Because both Ali and Lorin grew up in health conscience families, they said the number one reason they go to such lengths to eat naturally is because health is one of their biggest concerns. 

“I don’t want to consume chemicals, I don’t want to eat an apple that has been trucked in from Argentina," Ali said. "I don’t know what’s on them, I don’t know how long they sat in a warehouse. It is the same with any produce or any meat or anything that you buy in the store, it’s coated in chemicals and it is just not good for you."

Lorin said there are at least ten different chemicals on every non-organic apple that one would typically buy in a grocery store.

Ali said while it is important to shop local and naturally, she believes the concept of sustainability is a dream that can never be fully obtained.

Juice in gallon jugs from Paradise Valley Orchard.
"The reality now is people are living in a world with car payments and mortgage payments," Ali said. "My husband and I both work outside jobs to pay the bills. In an ideal world, we would be able to live off the grid and not have an electrical payment or a car payment. But you have to have a vehicle, you have to get around in a modern world; it’s hard. I think it’s just baby steps.”

One of their goals regarding the Paradise Valley Orchard is to provide options to those who don’t have access to organic food in their backyard, because they understand that not everyone can live sustainably.  

“I believe that there has to be small farms like this in order to supply the people who, for instance, live in a condo and don’t have the skills necessary to grow their own food," Lorin said. "Most of the world is actually like that."

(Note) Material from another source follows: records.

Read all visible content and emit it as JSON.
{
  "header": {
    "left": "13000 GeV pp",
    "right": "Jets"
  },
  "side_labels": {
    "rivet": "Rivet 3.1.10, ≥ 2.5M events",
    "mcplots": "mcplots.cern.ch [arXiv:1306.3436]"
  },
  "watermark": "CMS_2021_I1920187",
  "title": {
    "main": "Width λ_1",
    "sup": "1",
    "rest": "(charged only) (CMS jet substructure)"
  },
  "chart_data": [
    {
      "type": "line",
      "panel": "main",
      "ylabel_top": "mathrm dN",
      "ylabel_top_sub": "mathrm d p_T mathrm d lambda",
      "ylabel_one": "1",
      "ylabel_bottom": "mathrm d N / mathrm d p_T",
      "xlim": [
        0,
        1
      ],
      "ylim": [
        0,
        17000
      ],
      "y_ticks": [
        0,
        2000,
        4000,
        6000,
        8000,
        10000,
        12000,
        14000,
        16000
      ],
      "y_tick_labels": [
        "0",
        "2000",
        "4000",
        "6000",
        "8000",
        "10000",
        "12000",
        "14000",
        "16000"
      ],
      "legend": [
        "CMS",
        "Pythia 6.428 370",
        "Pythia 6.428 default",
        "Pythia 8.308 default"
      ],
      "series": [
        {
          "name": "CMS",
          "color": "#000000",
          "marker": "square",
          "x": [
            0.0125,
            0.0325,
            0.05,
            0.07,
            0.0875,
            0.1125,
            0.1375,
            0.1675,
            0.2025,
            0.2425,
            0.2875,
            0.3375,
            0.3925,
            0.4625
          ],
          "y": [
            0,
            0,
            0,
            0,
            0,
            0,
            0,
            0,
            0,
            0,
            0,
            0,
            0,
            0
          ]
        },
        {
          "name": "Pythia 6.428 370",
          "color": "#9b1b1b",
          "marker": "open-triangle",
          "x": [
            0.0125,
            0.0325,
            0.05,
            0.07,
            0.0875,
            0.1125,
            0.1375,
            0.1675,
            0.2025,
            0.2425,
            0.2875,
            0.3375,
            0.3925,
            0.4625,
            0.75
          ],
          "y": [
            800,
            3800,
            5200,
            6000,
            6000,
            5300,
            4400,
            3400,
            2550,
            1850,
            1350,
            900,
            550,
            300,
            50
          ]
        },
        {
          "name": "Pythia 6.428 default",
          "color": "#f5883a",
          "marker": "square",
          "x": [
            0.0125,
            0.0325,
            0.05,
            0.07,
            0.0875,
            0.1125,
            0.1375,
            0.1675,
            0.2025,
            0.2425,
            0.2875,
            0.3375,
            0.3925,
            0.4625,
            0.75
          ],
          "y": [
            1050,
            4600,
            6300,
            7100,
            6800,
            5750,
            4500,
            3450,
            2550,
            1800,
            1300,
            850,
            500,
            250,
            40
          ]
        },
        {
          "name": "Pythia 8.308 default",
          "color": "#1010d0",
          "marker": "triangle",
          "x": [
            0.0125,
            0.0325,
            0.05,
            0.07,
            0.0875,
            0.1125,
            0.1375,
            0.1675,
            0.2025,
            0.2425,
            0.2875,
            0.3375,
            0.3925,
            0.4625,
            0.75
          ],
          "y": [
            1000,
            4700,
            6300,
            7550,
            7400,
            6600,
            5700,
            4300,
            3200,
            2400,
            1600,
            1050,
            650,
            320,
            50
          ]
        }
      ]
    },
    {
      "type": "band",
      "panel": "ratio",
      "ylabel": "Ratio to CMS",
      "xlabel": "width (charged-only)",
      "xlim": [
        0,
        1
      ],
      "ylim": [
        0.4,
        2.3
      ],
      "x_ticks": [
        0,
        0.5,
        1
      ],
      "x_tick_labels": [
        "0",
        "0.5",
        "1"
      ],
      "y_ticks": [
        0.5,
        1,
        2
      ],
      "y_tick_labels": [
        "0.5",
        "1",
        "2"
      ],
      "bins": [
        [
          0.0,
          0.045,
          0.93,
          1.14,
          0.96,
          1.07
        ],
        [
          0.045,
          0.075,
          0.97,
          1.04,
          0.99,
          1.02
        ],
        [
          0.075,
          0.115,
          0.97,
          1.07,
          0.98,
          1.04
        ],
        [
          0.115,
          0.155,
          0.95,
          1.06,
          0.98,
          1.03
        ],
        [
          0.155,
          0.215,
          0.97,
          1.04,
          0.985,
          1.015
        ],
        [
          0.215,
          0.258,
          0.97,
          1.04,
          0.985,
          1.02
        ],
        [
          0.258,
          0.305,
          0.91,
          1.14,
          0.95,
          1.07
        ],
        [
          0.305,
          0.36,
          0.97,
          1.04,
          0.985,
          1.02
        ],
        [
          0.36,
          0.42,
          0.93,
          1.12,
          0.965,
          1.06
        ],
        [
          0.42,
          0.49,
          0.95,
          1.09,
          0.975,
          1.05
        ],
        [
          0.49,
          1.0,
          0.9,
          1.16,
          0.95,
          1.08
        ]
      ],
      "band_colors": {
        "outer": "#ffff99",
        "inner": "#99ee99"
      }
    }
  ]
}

The organic label comes with the assumption that the food was grown locally, Lorin said. He adds that is not always the case. There are some brands in grocery stores that are considered organic but were produced in Mexico — transport of these items can be just as bad for the environment as pesticides.

Through their local orchard, the Harrisons hope to minimize the distance of how far food travels from the farm to the plate.

“My goal is to bring people out here; let’s bring people to the farm," Ali said. "Come out here and pick your own veggies. It doesn’t get more local than picking your carrots out of the ground."

The store that Ali and Lorin run out of their orchard.

She said she hopes to encourage people to be healthier and also to teach others the beauty of living a simple life.

“Not being so into consumerism and buying and thinking that you need all this stuff," she added. "Just living more simply and more consciously of what you’re eating and what you’re wasting and using. We are only on this earth a short amount of time, let’s make the most of it. Let’s be as healthy as we can. We are stewards of the environment, our job is to protect what we’ve got."